It seems that man is now intent on taking upon himself such characteristics as only belong to God, such as immortality, in one form or another. When their mortality is finally revealed to them through Adam’s death, they seem to fight this inevitability relying on their own, as Kass puts it,  mistaken “god-like self sufficiency.” They continue to take what can only be given. In this instance wives which God has decided should not join them in union, and judging these relationships as good for them just as Eve saw the apple as good for her — both being far from the truth. The people seek immortality through fame and glory and manly acts of heroic-ness and thus they further the decline of the human condition. 

No wonder God considers just trying to start over. As a child, I could never understand why an all-loving God would want to eliminate all life on Earth. (Even the birds and the insects!) But as a more informed reader I can better understand that humanity was very close to be completely lost. But God didn’t follow through with this idea to wipe out life on Earth entirely because he found favor in Noah- in his simpleness and his piety.

Noah acts as the antithesis to the terrible traits that drive humanity’s downward spiral.

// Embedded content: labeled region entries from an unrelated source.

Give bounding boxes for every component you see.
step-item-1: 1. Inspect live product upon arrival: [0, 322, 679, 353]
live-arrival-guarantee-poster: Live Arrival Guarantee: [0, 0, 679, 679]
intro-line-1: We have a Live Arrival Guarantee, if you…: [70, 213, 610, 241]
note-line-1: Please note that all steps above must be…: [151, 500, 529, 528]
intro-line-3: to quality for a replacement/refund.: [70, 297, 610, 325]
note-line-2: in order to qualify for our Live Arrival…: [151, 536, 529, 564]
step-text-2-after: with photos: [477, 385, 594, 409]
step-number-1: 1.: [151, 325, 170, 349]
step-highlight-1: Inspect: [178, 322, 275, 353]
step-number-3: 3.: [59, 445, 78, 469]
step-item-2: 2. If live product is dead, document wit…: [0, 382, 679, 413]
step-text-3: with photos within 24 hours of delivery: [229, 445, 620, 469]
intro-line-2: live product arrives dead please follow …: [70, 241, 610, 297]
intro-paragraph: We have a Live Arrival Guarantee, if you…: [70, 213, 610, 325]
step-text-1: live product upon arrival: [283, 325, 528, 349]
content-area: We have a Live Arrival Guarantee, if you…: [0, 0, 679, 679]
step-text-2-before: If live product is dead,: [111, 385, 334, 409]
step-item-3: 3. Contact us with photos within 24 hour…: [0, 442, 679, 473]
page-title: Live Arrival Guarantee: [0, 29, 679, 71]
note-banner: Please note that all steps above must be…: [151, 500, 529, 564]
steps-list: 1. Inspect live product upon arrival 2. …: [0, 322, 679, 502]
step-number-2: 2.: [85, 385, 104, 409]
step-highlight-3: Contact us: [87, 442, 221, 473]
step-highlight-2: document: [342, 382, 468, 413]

He is pious, obedient, and doesn’t aspire to put himself in charge of God’s plan for saving him — he accepts his position as a builder of and a passenger and caretaker on the Ark. Just as God asked of the first humans to be a part of Creation and care for it but to not aspire to be like God, so Noah demonstrates that a human can choose to fulfill these commands.

But this does not save humanity entirely. We see with the tower of Babel that men are still prone to aspiring towards the lofty heights of God, so he confuses and scatters them. Humanity is not saved completely through Noah, the corrupted human condition is still present, but it maintains the hope of that Tree of Life in the Garden.